Biased type 1 cannabinoid receptor signaling influences neuronal viability in a cell culture model of huntington diseases

Huntington disease (HD) is an inherited, autosomal dominant, neurodegenerative disorder with limited treatment options. Prior to motor symptom onset or neuronal cell loss in HD, levels of the type 1 cannabinoid receptor (CB₁ ) decrease in the basal ganglia. Decreasing CB₁ levels are strongly correlated with chorea and cognitive deficit. CB₁ agonists are functionally selective (biased) for divergent signaling pathways. In this study, six cannabinoids were tested for signaling bias in in vitro models of medium spiny projection neurons expressing wild-type (STHdh^Q7/Q7 ) or mutant huntingtin protein (STHdh^Q111/Q111 ). Signaling bias was assessed using the Black and Leff operational model.
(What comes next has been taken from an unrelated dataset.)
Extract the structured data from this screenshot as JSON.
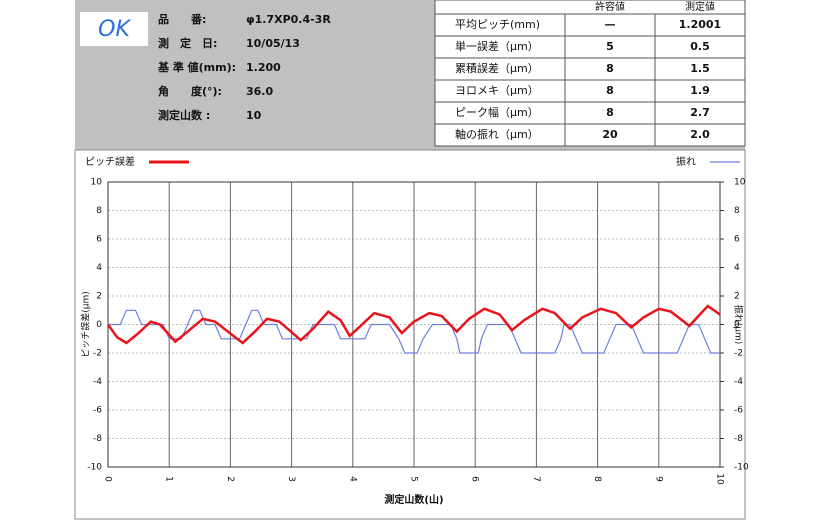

Relative activity [▵logR (τ/K_A )] and system bias (▵▵logR) were calculated relative to the reference compound WIN55,212-2 for Gα_i/o , Gα_s , Gα_q , Gβγ, and β-arrestin1 signaling following treatment with 2-arachidonoylglycerol (2-AG), anandamide (AEA), CP55,940, ▵⁹ -tetrahydrocannabinol (THC), cannabidiol (CBD), and THC1CBD (1:1), and compared between wild-type and HD cells. The E_max of Gα_i/o -dependent extracellular signal-regulated kinase (ERK) signaling was 50% lower in HD cells compared with wild-type cells. 2-AG and AEA displayed Gα_i/o /Gβγ bias and normalized CB₁ protein levels and improved cell viability, whereas CP55,940 and THC displayed β-arrestin1 bias and reduced CB₁ protein levels and cell viability in HD cells. CBD was not a CB₁ agonist but inhibited THC-dependent signaling (THC1CBD). Therefore, enhancing Gα_i/o -biased endocannabinoid signaling may be therapeutically beneficial in HD. In contrast, cannabinoids that are β-arrestin-biased-such as THC found at high levels in modern varieties of marijuana-may be detrimental to CB₁ signaling, particularly in HD where CB₁ levels are already reduced.